The voice went on. “Turn the sound off,” Guthrie said. “The rest will be duck-billed platitudes.”
Kyra obeyed. She caught the idea, if not the figure of speech. “Yes, he’s just a figurehead, isn’t he? The whole government is.”
> “Not quite, but close enough for present purposes. Hm. Those North American execs of ours, Reynaldo, Langford, Rappaport—how many more? —what about them? I hope to Christ they’re all right.”
“I shouldn’t think the Avantists would harm them, sir,” Lee said. “That would make needless antagonism. Probably several key persons are in ‘protective custody,’ but not otherwise abused, and that’s simply to keep them incommunicado. Then nobody can be sure whether some of them have in fact agreed that the occupation is right and necessary.”
“How believable will that be, and for how long?” Kyra wondered. “Would any of them sit still and mum, given a choice?”
“No,” Guthrie replied, “but the situation can be maintained for several days, after which the prisoners can be released and it won’t matter. Any little inconsistencies between their stories and Escobedo’s will be overlooked. Till then, Sayre’s gang needn’t expect too much trouble from those they’ve left free. The commonsensical thing for all consortes to do right now is sit tight and wait for word from me.”

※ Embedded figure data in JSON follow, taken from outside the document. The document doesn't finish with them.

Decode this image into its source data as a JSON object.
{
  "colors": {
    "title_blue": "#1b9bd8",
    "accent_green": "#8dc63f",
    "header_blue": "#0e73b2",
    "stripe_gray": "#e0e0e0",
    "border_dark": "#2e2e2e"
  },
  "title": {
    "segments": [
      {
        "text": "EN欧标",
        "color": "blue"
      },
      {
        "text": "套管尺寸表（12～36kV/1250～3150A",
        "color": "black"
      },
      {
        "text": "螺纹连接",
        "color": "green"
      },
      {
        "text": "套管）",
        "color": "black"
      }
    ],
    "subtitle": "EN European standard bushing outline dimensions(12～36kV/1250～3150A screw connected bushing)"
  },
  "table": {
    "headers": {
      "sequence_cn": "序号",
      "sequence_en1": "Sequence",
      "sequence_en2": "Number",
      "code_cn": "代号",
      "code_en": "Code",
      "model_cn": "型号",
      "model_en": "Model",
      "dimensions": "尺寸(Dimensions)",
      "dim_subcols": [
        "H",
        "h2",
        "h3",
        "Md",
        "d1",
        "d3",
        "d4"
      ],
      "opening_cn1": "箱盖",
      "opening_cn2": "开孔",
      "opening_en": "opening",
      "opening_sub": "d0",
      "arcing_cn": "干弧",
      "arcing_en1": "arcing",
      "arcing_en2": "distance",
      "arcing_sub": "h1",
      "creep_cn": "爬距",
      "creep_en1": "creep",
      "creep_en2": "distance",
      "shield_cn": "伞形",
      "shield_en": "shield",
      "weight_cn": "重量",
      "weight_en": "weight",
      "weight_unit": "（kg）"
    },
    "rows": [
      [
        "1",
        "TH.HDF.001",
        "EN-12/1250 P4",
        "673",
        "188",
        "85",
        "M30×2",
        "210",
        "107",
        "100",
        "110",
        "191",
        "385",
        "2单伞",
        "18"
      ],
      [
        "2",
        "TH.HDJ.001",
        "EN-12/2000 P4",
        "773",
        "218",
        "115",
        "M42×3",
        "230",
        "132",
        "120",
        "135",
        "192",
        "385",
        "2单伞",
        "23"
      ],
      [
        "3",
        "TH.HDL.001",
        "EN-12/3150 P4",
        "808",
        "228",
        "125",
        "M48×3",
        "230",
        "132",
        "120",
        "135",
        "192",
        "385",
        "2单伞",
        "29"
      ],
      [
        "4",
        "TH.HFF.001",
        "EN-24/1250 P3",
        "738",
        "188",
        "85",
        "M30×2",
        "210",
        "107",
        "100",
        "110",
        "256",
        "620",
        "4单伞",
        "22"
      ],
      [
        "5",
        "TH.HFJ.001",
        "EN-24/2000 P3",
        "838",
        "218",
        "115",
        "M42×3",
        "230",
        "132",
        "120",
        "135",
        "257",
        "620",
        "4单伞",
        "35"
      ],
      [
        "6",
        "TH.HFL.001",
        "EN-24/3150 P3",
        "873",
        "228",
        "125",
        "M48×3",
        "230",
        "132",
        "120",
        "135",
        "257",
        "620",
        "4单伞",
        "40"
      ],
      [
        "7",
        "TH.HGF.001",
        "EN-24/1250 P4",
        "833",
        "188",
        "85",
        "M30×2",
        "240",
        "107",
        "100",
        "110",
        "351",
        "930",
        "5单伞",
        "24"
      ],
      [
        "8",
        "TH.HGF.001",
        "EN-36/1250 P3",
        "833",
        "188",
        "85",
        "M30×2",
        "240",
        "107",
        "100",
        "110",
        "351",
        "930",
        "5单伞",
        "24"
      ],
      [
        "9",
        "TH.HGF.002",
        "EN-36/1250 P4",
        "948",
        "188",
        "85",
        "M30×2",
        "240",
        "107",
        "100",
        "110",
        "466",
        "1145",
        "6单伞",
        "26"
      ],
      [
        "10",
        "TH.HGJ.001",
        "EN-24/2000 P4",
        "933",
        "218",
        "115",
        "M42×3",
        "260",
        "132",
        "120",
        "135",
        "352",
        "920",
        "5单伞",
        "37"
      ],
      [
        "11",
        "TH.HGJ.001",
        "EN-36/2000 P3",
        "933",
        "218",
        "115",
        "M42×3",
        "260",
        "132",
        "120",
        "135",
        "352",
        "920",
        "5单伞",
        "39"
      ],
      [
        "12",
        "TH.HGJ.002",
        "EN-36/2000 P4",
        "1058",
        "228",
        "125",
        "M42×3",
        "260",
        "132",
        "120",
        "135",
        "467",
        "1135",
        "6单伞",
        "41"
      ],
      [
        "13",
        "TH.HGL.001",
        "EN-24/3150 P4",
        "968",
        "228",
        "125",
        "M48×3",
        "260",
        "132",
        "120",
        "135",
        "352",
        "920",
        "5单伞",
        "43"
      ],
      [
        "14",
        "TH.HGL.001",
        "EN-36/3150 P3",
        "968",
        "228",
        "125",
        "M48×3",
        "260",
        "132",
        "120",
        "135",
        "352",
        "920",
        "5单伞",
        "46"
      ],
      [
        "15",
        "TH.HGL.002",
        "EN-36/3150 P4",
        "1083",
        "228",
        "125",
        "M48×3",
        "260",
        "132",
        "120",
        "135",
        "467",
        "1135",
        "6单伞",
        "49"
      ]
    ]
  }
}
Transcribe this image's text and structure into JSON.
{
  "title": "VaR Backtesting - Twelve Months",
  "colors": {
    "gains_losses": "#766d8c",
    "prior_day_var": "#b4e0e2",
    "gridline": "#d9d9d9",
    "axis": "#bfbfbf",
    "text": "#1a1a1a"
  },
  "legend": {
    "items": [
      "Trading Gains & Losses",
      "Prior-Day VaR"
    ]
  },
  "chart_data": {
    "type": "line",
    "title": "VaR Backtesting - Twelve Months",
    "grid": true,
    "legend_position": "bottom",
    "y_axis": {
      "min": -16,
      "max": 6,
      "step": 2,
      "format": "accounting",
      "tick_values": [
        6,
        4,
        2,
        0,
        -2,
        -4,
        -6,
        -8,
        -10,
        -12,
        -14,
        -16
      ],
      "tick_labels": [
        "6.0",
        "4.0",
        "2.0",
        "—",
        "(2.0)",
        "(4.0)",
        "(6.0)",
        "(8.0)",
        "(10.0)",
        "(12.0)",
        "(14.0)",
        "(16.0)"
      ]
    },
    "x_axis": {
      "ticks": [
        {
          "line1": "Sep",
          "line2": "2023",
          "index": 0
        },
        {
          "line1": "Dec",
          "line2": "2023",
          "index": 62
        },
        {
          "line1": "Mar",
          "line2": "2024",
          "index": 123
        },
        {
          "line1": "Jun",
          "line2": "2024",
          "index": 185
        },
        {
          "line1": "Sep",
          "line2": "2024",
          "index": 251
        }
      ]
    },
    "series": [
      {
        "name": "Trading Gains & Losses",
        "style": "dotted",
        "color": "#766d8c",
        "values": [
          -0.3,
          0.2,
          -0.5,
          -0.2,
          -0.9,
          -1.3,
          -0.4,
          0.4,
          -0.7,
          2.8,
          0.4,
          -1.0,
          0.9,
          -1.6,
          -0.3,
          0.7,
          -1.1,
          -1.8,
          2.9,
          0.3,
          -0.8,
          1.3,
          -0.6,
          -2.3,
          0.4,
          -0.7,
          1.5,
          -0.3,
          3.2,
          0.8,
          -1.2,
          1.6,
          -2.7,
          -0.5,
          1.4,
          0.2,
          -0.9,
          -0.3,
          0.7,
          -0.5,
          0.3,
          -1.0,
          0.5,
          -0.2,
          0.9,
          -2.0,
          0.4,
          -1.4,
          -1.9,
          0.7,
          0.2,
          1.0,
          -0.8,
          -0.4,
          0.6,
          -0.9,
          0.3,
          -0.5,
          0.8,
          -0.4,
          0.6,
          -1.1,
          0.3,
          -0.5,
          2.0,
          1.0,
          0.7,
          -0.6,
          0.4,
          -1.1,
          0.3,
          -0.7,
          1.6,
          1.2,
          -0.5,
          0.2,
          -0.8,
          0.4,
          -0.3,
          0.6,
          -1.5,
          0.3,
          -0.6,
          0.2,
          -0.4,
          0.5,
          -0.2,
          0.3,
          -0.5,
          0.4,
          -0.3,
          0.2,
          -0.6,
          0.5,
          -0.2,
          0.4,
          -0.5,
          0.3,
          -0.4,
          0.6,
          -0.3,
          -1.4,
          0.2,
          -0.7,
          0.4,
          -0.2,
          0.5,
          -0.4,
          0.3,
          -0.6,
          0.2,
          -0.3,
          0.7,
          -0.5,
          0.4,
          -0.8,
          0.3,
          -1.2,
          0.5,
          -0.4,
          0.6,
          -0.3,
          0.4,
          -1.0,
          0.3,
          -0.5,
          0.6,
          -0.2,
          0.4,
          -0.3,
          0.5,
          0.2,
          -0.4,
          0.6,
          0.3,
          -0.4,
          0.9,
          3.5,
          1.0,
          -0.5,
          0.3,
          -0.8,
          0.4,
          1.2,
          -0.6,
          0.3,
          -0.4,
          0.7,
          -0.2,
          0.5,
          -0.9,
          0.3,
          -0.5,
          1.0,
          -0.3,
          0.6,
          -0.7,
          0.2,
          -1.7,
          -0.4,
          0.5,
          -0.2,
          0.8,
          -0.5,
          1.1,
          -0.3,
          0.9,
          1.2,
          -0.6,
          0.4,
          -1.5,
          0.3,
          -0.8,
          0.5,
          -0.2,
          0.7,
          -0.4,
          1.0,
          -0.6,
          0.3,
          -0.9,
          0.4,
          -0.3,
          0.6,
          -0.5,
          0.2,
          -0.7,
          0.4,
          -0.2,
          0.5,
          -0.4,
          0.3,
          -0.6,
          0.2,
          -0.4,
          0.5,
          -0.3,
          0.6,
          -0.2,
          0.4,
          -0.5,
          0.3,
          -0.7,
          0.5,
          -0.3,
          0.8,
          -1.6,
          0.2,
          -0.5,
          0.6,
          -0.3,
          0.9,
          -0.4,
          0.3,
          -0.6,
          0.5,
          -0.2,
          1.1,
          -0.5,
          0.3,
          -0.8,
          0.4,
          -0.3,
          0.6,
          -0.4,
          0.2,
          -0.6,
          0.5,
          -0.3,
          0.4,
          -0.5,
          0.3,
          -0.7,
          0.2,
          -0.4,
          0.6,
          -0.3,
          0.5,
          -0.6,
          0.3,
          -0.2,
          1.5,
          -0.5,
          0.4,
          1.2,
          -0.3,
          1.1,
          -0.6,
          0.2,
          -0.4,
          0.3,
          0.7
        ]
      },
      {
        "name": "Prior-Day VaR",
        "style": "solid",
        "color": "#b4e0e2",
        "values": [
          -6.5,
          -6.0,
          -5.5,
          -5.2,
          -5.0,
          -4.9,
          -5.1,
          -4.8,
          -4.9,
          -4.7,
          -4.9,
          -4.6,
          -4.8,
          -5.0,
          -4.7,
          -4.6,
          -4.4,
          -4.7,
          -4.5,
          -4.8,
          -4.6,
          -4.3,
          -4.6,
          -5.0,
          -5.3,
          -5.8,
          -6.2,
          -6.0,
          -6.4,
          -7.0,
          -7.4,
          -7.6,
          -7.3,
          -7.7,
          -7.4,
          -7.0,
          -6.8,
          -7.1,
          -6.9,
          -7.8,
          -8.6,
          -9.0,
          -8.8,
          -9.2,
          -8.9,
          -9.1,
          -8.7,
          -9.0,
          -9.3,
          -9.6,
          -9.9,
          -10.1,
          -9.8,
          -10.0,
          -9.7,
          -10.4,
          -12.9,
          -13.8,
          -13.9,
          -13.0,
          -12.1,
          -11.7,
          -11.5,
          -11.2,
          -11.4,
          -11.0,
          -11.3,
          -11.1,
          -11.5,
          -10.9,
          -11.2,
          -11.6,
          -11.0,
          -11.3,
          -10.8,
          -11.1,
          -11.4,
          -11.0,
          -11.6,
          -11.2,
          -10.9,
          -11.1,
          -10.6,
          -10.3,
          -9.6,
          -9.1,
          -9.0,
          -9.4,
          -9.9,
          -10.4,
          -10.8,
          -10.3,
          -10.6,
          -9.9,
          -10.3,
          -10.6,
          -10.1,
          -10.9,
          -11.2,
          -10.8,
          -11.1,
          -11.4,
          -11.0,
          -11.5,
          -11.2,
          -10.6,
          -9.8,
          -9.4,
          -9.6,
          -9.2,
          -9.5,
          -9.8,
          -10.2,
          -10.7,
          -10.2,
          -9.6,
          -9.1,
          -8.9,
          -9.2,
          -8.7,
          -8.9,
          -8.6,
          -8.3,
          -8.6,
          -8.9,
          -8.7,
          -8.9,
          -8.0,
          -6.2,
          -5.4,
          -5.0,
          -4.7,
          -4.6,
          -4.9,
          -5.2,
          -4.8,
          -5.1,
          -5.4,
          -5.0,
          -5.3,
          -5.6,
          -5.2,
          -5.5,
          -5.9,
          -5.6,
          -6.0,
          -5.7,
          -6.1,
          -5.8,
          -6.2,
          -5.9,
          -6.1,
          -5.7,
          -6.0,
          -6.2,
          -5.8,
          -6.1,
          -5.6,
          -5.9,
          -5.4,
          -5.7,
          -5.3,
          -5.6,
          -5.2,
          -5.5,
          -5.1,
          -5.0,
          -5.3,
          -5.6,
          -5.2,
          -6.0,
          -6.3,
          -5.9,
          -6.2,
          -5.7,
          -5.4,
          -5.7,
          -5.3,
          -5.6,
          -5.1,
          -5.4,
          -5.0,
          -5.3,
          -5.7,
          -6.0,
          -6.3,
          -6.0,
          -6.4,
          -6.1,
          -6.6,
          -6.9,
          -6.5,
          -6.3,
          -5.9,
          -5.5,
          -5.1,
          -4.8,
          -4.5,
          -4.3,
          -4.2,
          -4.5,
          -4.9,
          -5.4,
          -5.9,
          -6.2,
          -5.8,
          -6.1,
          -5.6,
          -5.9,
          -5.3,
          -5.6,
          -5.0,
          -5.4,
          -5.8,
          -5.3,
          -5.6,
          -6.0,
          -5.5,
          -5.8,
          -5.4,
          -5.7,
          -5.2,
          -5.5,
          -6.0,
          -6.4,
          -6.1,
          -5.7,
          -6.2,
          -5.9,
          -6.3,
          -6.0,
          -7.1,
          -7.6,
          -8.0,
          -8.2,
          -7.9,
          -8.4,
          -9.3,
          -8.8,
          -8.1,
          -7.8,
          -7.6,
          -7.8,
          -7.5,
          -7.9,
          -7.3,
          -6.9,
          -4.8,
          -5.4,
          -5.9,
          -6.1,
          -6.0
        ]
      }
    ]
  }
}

As if to confirm, the president’s message ended and a new image appeared. Kyra restored the sound and heard: “Dateline Quito. At Fireball’s general headquarters here, Director-at-large Dolores Almeida Candamo issued a statement calling this a most perturbing development. She had no other comment pending further information, except that she and her associates are in touch with other offices on Earth and in space. None of these have offered any comment either.”